Чем может питаться здесь в своем творчестве, какие интересы, отзвуки жизни может уловить здесь художник?
Сама дача не напоминала жилища художника, не выражала его мыслей. Раньше она была просто дачей Нордман, когда же здесь поселился Репин, то пристроил, очевидно, мастерскую с боковым и верхним светом. Постройка разрослась и стала нескладной, дешевой по стилю.
Во дворе была открытая сцена, где летом давались спектакли приезжавшими любителями и дачниками. В спектаклях участвовал иногда и сам Репин.

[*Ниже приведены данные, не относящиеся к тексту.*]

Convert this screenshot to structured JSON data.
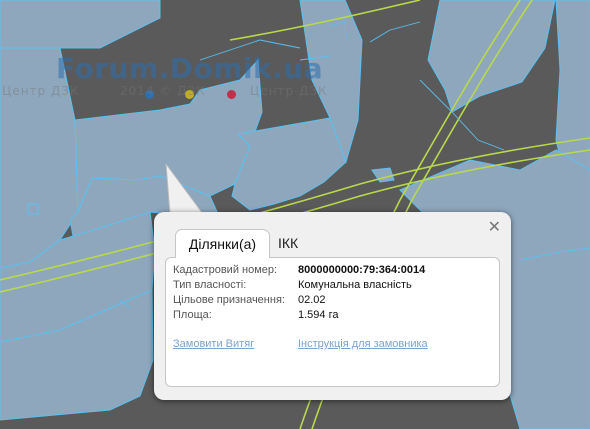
{
  "map": {
    "colors": {
      "background": "#5a5a5a",
      "parcel_fill": "#8ea7bd",
      "parcel_stroke": "#5bc0ef",
      "road_line": "#b9d94a"
    },
    "watermark": {
      "logo": "Forum.Domik.ua",
      "text_1": "Центр ДЗК",
      "text_2": "2014 © ДЗК",
      "text_3": "Центр ДЗК",
      "dots": [
        "#2e6fb0",
        "#c0b020",
        "#c0304a"
      ]
    }
  },
  "popup": {
    "close_icon": "✕",
    "tabs": [
      {
        "label": "Ділянки(а)",
        "active": true
      },
      {
        "label": "ІКК",
        "active": false
      }
    ],
    "fields": [
      {
        "label": "Кадастровий номер:",
        "value": "8000000000:79:364:0014"
      },
      {
        "label": "Тип власності:",
        "value": "Комунальна власність"
      },
      {
        "label": "Цільове призначення:",
        "value": "02.02"
      },
      {
        "label": "Площа:",
        "value": "1.594 га"
      }
    ],
    "links": {
      "order_extract": "Замовити Витяг",
      "instructions": "Інструкція для замовника"
    }
  }
}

На «средах» и обедах у Репина бывали товарищи-художники, артисты, писатели, музыканты, корреспонденты, студенты, курсистки, иностранцы. При мне попал сюда даже сербский генерал.
Перед обедом в мастерской происходили выборы председателя круглого стола, за которым должны были обедать гости. Правила круглого стола в печатной форме раздавались присутствовавшим. В обязанности председателя входило прежде всего «важничать».
Звонок известил об обеде. Гости в одиночку и парами поднялись по лестнице и спустились в гостиную. Мастерская опустела. Я остановился перед картиной, которая показалась мне олицетворением здешней жизни. За столом, спиной к зрителю сидит Нордман, пишет, вероятно, повесть для «Нивы» (она была, как известно, писательницей). Рядом с ней на стуле, но мордочкой к зрителю – собачка, зевающая во всю собачью пасть. Прекрасно написанные язык и пасть собачки убедительно передают заразительную зевоту. Кажется, что зевает и Нордман за своим писанием, зевал, вероятной, и Репин, писавший эту скучную картину.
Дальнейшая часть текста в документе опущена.